Behavioural scientist Allan Parker is speaking on his mobile phone from a busy intersection in Sydney and mentally singling out vehicles as they pass by.
He is building an inventory of waste.
“There’s four and five seater cars going past with just one person in them,” he says, wondering aloud.
“We seriously need to rethink what we are doing here,” says the man who has had this very conversation on many intersections, in many metropolises across the world.
Mr Parker speaks of using the 24-hour clock instead of 12 hours, questioning the very fundamentals of down time, not for people, but for the infrastructure people have already built that sits, lights off and locked up, for at least half of each day.
“We can use our infrastructure better to immediately improve our profit margins,” he said, with the sound of passing traffic underlining his initial rational statement.
“What we are doing without questioning these scenarios is not a sustainable use of resources, we need to start thinking about integrated businesses.

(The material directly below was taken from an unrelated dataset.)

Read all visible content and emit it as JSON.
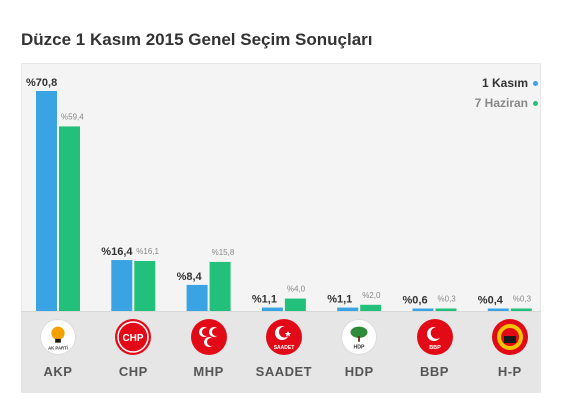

What are the activities that can begin when another ends?” he said.
As the Armidale Q&A forum progressed Mr Parker took notes of key words and recurring themes that presented themselves among both panelists and speakers from the floor.
These he will use to help forge common ground and highlight principles that people already agree on, but perhaps haven’t yet realised how in agreeance they are.
It is the same principles he uses in schools in western NSW, or among divided representatives of the international community when it comes to negotiating change and leadership to facilitate “sensitive conversations”.
Already, he said, he believed people from the forum were thinking differently about the question: Where to from here?
“This is part of a really important process.”
Already discussions are underway for some Armidale participants to regroup and continue discussion methods of helping to revitalise regional communities.
Judging from the enthusiasm and determination from a compulsive scientist, we have not heard the last from Mr Parker.